Mlliyet Milliyet Blog Milliyet Blog
 
Facebook Connect
Blog Kategorileri
 

22 Ekim '10

 
Kategori
Deneme
 

Sürdürmek ya da sürdürememek; bütün mesele bu olabilir mi?

Sürdürmek ya da sürdürememek; bütün mesele bu olabilir mi? Son günlerde kendimi iki eylem arasındaki korelasyon miktarını düşünürken buluyorum. Bilimsel bir açıklama ya da tüm zamanların en önemli buluşu peşinde değilim. İşin özü insanlık için hiç ama hiçbir şey ifade etmeyen, benim içinse bana dair bir keşif bu! Sözünü ettiğim iki eylem; istemek ve istenilen her neyse onunla sürdürülebilir bir ilişki kurmak. Peki bu noktaya nerden geldim.

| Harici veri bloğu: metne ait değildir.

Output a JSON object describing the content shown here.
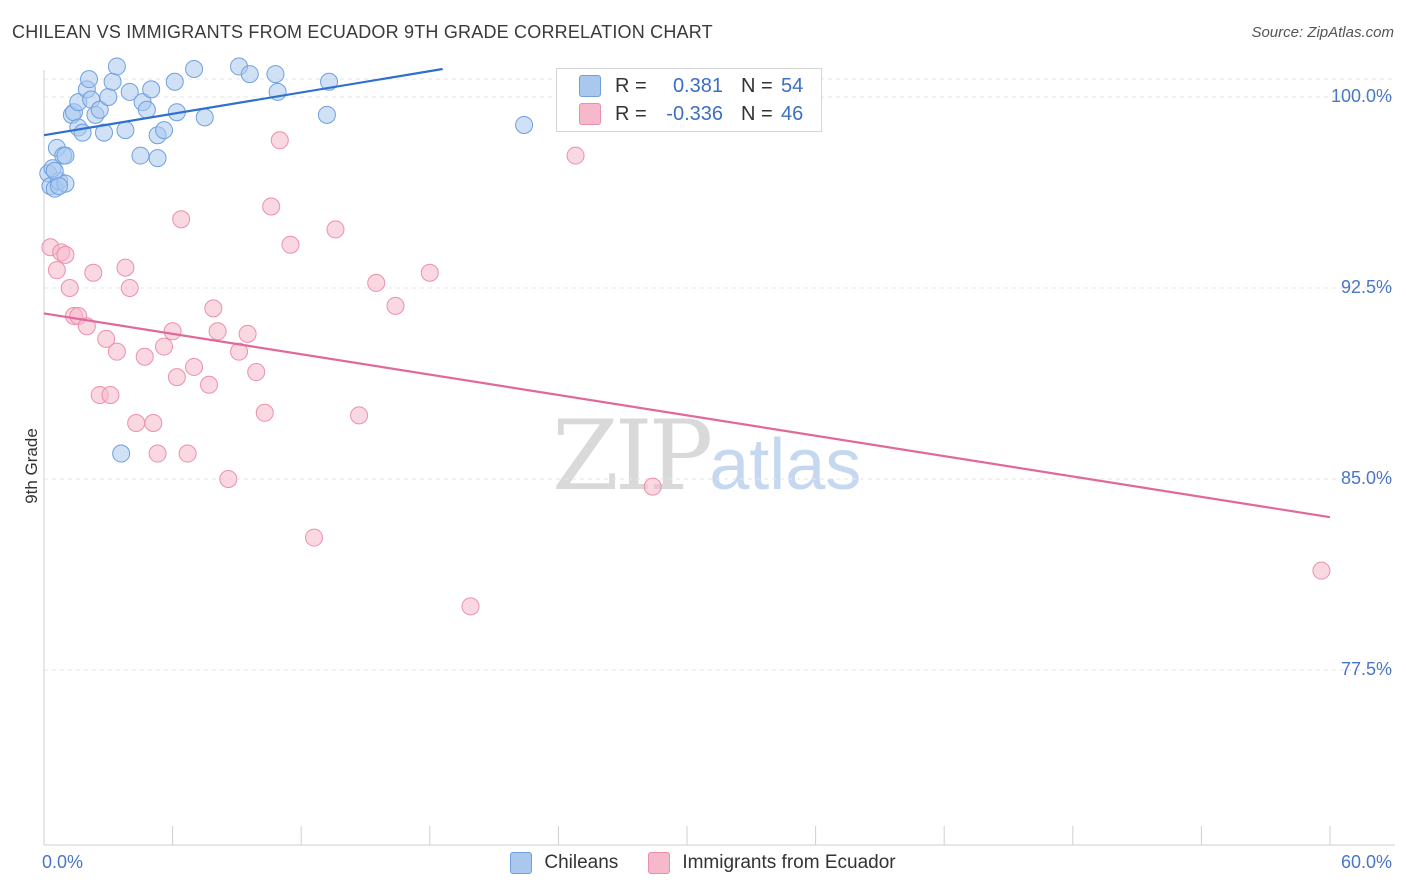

Yazının bu kısmında geri dönüşlerle içeriği biraz daha zenginleştirmek isterdim ama elimden gelen bu! Kariyerim, altıncı yılın sonunda beni ufak ufak köşeye sıkıştırmaya başladığında potansiyelim nerde ne işe yarar diye düşünmeye başladım. Biraz ilgi, biraz beceri taraması sonunda eksik olanın bilgi olduğuna karar verip işi gücü bırakıp uygun bir programa kayıt oldum.

Ne yalan söyleyeyim iş hayatından sonra tekrar okula başlamak, sınıf arkadaşlarımın pek çoğunun benden epeyce küçük olduğunu ve zaman zaman bana “abla” deme isteğini saymazsak, çok keyifli geldi. Fakat ne yazık ki bu durum fazla sürmedi, zira altı ay kadar sonra iyi saatte olsunlar geldi! Çünkü tam da o sıralar “alışmış kudurmuştan beterdir”in tam olarak ne olduğu bünyeme derinlemesine nüfuz etti. Çalışmaya, koşturmaya alışmışsanız dinginlik, zaman bolluğu sinirlerinizi bozmaya başlar. Hatta bir süre sonra günlerden ne olduğunu hatırlamaz, koca gün ne yaptığınızı düşünürken cevabın koca bir hiç olduğunu görüp iyice çökersiniz. Çalışırken o kadar şeyi nasıl yaptığınızı, her şeye nasıl yetiştiğinizi hatırlayıp kendi kendinize hayret edersiniz. Bir de her an karşınıza çıkabilecek ne iş yapıyorsunuz sorusu vardır ki hepsinden daha sinir bozucudur. Sonunda büyük bir hevesle başlayan yolculuğunuzun pek de eğlenceli olmadığını ve şikayet ettiğiniz şeylerin aslında sizi ne kadar beslediğini fark edersiniz.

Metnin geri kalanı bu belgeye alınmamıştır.